Another aspect of post internet art, as revealed in Rafman’s work, is the unstable nature of any distinctions to be drawn between physical/real and digital/virtual. Rafman has pointed out his interest in creating “immersive aesthetic experiences” with his installations in order to question how the virtual and the real world intra-act [8] – a question that might have to do with the way he re-creates bedrooms, chairs or beds in a rather non-familiar way. In his installations, he creates environments and objects that resemble elements, colours or shapes that are closer to those belonging to the virtual world experience. Throughout his work Rafman, as mentioned above, reflects on the experience of feeling cosy but trapped in another reality as an Internet experience, and he seems to translate this through: chairs shaped to embrace the person; chairs used for massage; or a bedroom, in a ruined state, as if it were a relic from the past, and the only thing alive is the screen.
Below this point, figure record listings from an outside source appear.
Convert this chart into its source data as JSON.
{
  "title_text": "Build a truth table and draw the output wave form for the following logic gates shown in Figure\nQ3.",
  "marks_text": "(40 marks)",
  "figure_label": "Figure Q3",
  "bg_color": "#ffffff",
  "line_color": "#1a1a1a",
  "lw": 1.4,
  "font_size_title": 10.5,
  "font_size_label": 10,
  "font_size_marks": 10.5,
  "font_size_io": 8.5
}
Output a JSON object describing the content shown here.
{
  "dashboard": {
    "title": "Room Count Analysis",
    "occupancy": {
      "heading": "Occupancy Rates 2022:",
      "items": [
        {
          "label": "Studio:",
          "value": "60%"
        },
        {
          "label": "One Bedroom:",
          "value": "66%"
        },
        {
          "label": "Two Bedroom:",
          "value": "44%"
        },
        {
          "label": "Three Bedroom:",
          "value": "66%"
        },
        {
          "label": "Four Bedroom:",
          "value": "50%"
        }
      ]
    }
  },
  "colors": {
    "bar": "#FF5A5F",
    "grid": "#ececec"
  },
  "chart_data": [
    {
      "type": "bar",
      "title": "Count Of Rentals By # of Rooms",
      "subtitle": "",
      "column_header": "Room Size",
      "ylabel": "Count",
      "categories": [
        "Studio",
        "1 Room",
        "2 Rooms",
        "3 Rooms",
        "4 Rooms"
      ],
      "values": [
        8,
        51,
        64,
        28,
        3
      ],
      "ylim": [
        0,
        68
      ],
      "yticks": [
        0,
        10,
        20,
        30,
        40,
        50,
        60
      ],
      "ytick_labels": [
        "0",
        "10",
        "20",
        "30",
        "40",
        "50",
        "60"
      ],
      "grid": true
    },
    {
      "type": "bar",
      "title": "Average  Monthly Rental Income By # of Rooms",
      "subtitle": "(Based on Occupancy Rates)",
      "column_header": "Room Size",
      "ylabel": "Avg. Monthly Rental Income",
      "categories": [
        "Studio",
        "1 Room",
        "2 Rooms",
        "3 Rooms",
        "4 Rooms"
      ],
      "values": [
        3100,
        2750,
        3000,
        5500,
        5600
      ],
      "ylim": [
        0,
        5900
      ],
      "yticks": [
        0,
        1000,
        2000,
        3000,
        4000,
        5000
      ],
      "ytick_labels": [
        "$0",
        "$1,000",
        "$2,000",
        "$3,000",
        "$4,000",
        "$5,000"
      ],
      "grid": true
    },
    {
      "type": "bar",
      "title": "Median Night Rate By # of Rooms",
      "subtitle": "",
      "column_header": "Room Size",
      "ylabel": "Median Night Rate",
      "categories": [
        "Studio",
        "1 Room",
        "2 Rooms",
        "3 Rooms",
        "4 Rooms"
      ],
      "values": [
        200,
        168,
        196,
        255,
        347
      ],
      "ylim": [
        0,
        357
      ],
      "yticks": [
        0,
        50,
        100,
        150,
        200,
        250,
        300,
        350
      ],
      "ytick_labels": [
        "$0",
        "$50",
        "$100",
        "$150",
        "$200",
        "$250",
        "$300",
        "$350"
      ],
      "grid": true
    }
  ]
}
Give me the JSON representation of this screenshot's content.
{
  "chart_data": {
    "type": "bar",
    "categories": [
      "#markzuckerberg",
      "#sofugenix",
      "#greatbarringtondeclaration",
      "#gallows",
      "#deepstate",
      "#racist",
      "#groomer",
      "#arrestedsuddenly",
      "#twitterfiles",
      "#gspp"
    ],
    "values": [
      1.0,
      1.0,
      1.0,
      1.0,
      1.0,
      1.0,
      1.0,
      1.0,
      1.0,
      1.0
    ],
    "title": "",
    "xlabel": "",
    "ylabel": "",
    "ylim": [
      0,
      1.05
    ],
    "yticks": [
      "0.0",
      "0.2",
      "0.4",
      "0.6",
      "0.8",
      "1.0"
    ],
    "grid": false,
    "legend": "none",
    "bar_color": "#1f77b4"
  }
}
This is not a game of representation, but a game of experiences, ways of seeing and feeling that disclose both the Internet as an apparatus that constructs not only reality but also the bodily attachments and dis-attachments we go through while on the Internet.
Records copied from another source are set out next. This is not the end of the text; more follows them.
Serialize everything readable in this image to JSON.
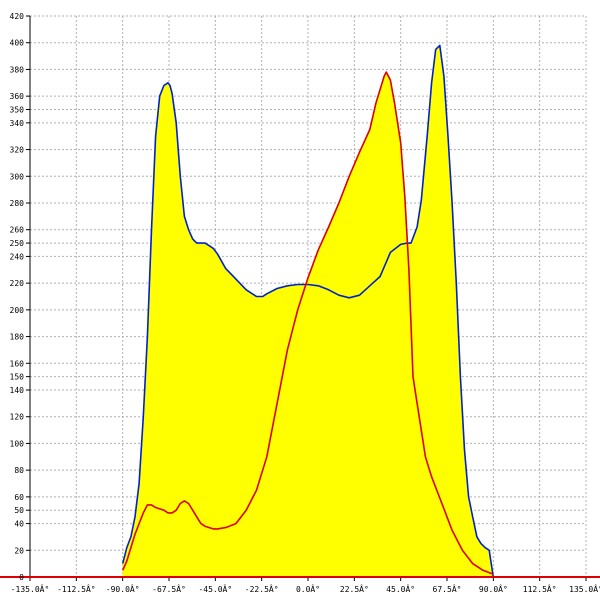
{
  "chart_data": {
    "type": "area",
    "title": "",
    "xlabel": "",
    "ylabel": "",
    "xlim": [
      -135,
      135
    ],
    "ylim": [
      0,
      420
    ],
    "grid": true,
    "fill_color": "#ffff00",
    "x_ticks": [
      -135,
      -112.5,
      -90,
      -67.5,
      -45,
      -22.5,
      0,
      22.5,
      45,
      67.5,
      90,
      112.5,
      135
    ],
    "x_tick_labels": [
      "-135.0Â°",
      "-112.5Â°",
      "-90.0Â°",
      "-67.5Â°",
      "-45.0Â°",
      "-22.5Â°",
      "0.0Â°",
      "22.5Â°",
      "45.0Â°",
      "67.5Â°",
      "90.0Â°",
      "112.5Â°",
      "135.0Â°"
    ],
    "y_ticks": [
      0,
      20,
      40,
      50,
      60,
      80,
      100,
      120,
      140,
      150,
      160,
      180,
      200,
      220,
      240,
      250,
      260,
      280,
      300,
      320,
      340,
      350,
      360,
      380,
      400,
      420
    ],
    "y_tick_labels": [
      "0",
      "20",
      "40",
      "50",
      "60",
      "80",
      "100",
      "120",
      "140",
      "150",
      "160",
      "180",
      "200",
      "220",
      "240",
      "250",
      "260",
      "280",
      "300",
      "320",
      "340",
      "350",
      "360",
      "380",
      "400",
      "420"
    ],
    "series": [
      {
        "color": "#0022cc",
        "x": [
          -90,
          -88,
          -86,
          -84,
          -82,
          -80,
          -78,
          -76,
          -74,
          -72,
          -70,
          -68,
          -67,
          -66,
          -64,
          -62,
          -60,
          -58,
          -56,
          -54,
          -52,
          -50,
          -48,
          -46,
          -44,
          -40,
          -35,
          -30,
          -25,
          -22,
          -20,
          -15,
          -10,
          -5,
          0,
          5,
          10,
          15,
          20,
          25,
          30,
          35,
          40,
          45,
          48,
          50,
          53,
          55,
          58,
          60,
          62,
          64,
          66,
          68,
          70,
          72,
          74,
          76,
          78,
          80,
          82,
          84,
          86,
          88,
          90
        ],
        "y": [
          10,
          22,
          30,
          45,
          70,
          120,
          180,
          260,
          330,
          360,
          368,
          370,
          368,
          362,
          340,
          300,
          270,
          260,
          253,
          250,
          250,
          250,
          248,
          246,
          242,
          231,
          223,
          215,
          210,
          210,
          212,
          216,
          218,
          219,
          219,
          218,
          215,
          211,
          209,
          211,
          218,
          225,
          243,
          249,
          250,
          250,
          262,
          282,
          332,
          370,
          395,
          398,
          375,
          330,
          280,
          220,
          150,
          95,
          60,
          45,
          30,
          25,
          22,
          20,
          0
        ]
      },
      {
        "color": "#dd0000",
        "x": [
          -90,
          -88,
          -86,
          -84,
          -82,
          -80,
          -78,
          -76,
          -74,
          -72,
          -70,
          -68,
          -66,
          -64,
          -62,
          -60,
          -58,
          -56,
          -54,
          -52,
          -50,
          -48,
          -46,
          -44,
          -40,
          -35,
          -30,
          -25,
          -20,
          -15,
          -10,
          -5,
          0,
          5,
          10,
          15,
          20,
          25,
          30,
          33,
          35,
          37,
          38,
          40,
          42,
          45,
          47,
          49,
          51,
          53,
          55,
          57,
          60,
          65,
          70,
          75,
          80,
          85,
          90
        ],
        "y": [
          5,
          12,
          22,
          32,
          40,
          48,
          54,
          54,
          52,
          51,
          50,
          48,
          48,
          50,
          55,
          57,
          55,
          50,
          45,
          40,
          38,
          37,
          36,
          36,
          37,
          40,
          50,
          65,
          90,
          130,
          170,
          200,
          224,
          245,
          262,
          280,
          300,
          318,
          335,
          355,
          365,
          375,
          378,
          372,
          355,
          325,
          285,
          230,
          150,
          130,
          110,
          90,
          75,
          55,
          35,
          20,
          10,
          5,
          2
        ]
      }
    ]
  }
}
In Rafman's work, the Internet disappears to be replaced by the physical experience of the medium, it seeks to perform and extend what Marshall McLuhan called the “massage” of the human sensorium by a medium. Following Barad, Rafman’s artistic practice makes the object of observation, (in this case the Internet as exhibition object) disappear, replacing it with the activation and experimentation of those agencies of observation that derive from the medium. Thus, not only the discursive of his videos, but the installation of agencies of observation (through, for example, the placing of concrete apparatuses such as a swing-chair or a ball pit, as the context in which the spectator views the video), become both the material and discursive intra-actions of the Internet as object of observation and phenomena. His installations are a game of re-creation of the Internet, through the experiences, ways of seeing, feelings, etc. this same medium produces. The task here is not to make the Internet more intelligible as an apparatus but to ask what the effects of the Internet might be, as an experience. In that sense, the exhibition, as a space in which intra-actions materialise, is at the core of how Rafman's interpretation of the Internet as an ambivalent world comes to matter.
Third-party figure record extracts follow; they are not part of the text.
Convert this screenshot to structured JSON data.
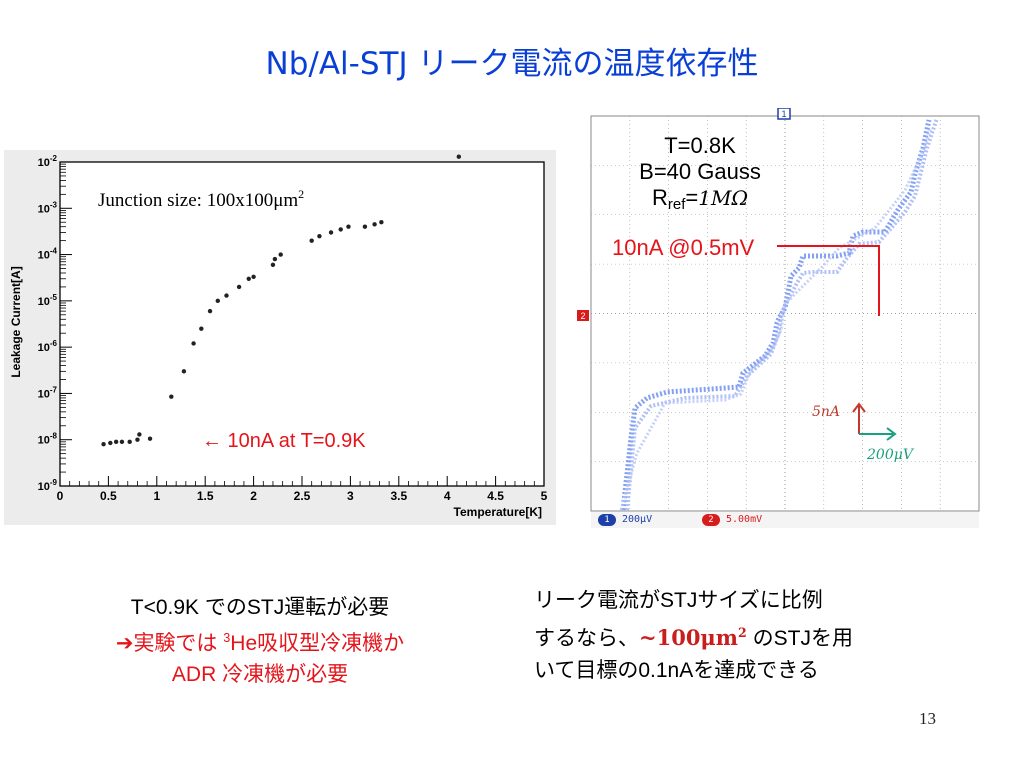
{
  "slide": {
    "title": "Nb/Al-STJ リーク電流の温度依存性",
    "page_number": "13"
  },
  "left_chart": {
    "annotation_junction_prefix": "Junction size: 100x100",
    "annotation_junction_unit": "μm",
    "annotation_junction_exp": "2",
    "annotation_arrow_text": "← 10nA at T=0.9K"
  },
  "chart_data": {
    "type": "scatter",
    "xlabel": "Temperature[K]",
    "ylabel": "Leakage Current[A]",
    "xlim": [
      0,
      5
    ],
    "ylim": [
      1e-09,
      0.01
    ],
    "y_scale": "log",
    "x_ticks": [
      "0",
      "0.5",
      "1",
      "1.5",
      "2",
      "2.5",
      "3",
      "3.5",
      "4",
      "4.5",
      "5"
    ],
    "y_ticks": [
      {
        "base": "10",
        "exp": "-9"
      },
      {
        "base": "10",
        "exp": "-8"
      },
      {
        "base": "10",
        "exp": "-7"
      },
      {
        "base": "10",
        "exp": "-6"
      },
      {
        "base": "10",
        "exp": "-5"
      },
      {
        "base": "10",
        "exp": "-4"
      },
      {
        "base": "10",
        "exp": "-3"
      },
      {
        "base": "10",
        "exp": "-2"
      }
    ],
    "points": [
      [
        0.45,
        8e-09
      ],
      [
        0.52,
        8.5e-09
      ],
      [
        0.58,
        9e-09
      ],
      [
        0.64,
        9e-09
      ],
      [
        0.72,
        9e-09
      ],
      [
        0.8,
        1e-08
      ],
      [
        0.82,
        1.3e-08
      ],
      [
        0.93,
        1.05e-08
      ],
      [
        1.15,
        8.5e-08
      ],
      [
        1.28,
        3e-07
      ],
      [
        1.38,
        1.2e-06
      ],
      [
        1.46,
        2.5e-06
      ],
      [
        1.55,
        6e-06
      ],
      [
        1.63,
        1e-05
      ],
      [
        1.72,
        1.3e-05
      ],
      [
        1.85,
        2e-05
      ],
      [
        1.95,
        3e-05
      ],
      [
        2.0,
        3.3e-05
      ],
      [
        2.2,
        6e-05
      ],
      [
        2.22,
        8e-05
      ],
      [
        2.28,
        0.0001
      ],
      [
        2.6,
        0.0002
      ],
      [
        2.68,
        0.00025
      ],
      [
        2.8,
        0.0003
      ],
      [
        2.9,
        0.00035
      ],
      [
        2.98,
        0.0004
      ],
      [
        3.15,
        0.0004
      ],
      [
        3.25,
        0.00045
      ],
      [
        3.32,
        0.0005
      ],
      [
        4.12,
        0.013
      ]
    ],
    "grid": false
  },
  "scope": {
    "param_T": "T=0.8K",
    "param_B": "B=40 Gauss",
    "param_R_prefix": "R",
    "param_R_sub": "ref",
    "param_R_eq": "=",
    "param_R_value": "1MΩ",
    "annotation_red": "10nA @0.5mV",
    "marker_1": "1",
    "marker_2": "2",
    "ch1_scale": "200μV",
    "ch2_scale": "5.00mV",
    "scale_current": "5nA",
    "scale_voltage": "200μV",
    "colors": {
      "grid": "#9a9a9a",
      "trace": "#4f6fe0",
      "red_line": "#e4141b",
      "ch1": "#1d3fa8",
      "ch2": "#d81c1c"
    }
  },
  "notes_left": {
    "line1": "T<0.9K でのSTJ運転が必要",
    "line2_arrow": "➔",
    "line2_a": "実験では ",
    "line2_sup": "3",
    "line2_b": "He吸収型冷凍機か",
    "line3": "ADR 冷凍機が必要"
  },
  "notes_right": {
    "line1": "リーク電流がSTJサイズに比例",
    "line2_a": "するなら、",
    "line2_bold": "~100μm",
    "line2_bold_sup": "2",
    "line2_b": " のSTJを用",
    "line3": "いて目標の0.1nAを達成できる"
  }
}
Images from  Vito Acconci's

video Centers, 1971

[8] Regarding his piece Mainsqueeze (2014), Rafman says, it “is entirely composed of footage found through my online explorations. The voice over text is a combination of modified quotes from literature, Tumblr, and comments on various message boards. I feel less of a need to create original material from scratch due to the sheer abundance of material out in the world to work with. The craft is found in the searching, selecting or curating, and editing together of the materials pulled from far-flung corners of the web.” Quaranta, Domenico, 2014, "Attraction, Repulsion, Rage", Dismagazine. Available here.

 

[7] In a review, Mitchell Anderson states: “Rafman’s skill is taking the bizarre and normalizing it, meanwhile forcing the mundane to become mystical. In the finale of his trilogy he levels subcultures and forces the viewer to reassess the difference between the general and the specific. On the internet, any culture we mass consume becomes our own.” Anderson, Mitchell, 2015, Jon Rafman / Erysichthon, Review for Flash Art, September 30. Available here

 

[6] I refer to documentary film strategies in which the agencies of observation become part of the film as necessary aspects to question dualities such as subjective/objective, truth/untruth. These strategies might range from Dziga Vertov's Kino-Pravda, ethnographic cinema of Trinh T Minh-Ha or Jean Rouch, to the essay films of Chris Marker or Jean-Luc Godard.


(6) In a critic Mitchell Anderson stated: “Rafman’s skill is taking the bizarre and normalizing it, meanwhile forcing the mundane to become mystical. In the finale of his trilogy he levels subcultures and forces the viewer to reassess the difference between the general and the specific. On the internet, any culture we mass consume becomes our own.” Anderson, Mitchell, 2015, Jon Rafman / Erysichthon, Review for Flash Art, September 30. Available here.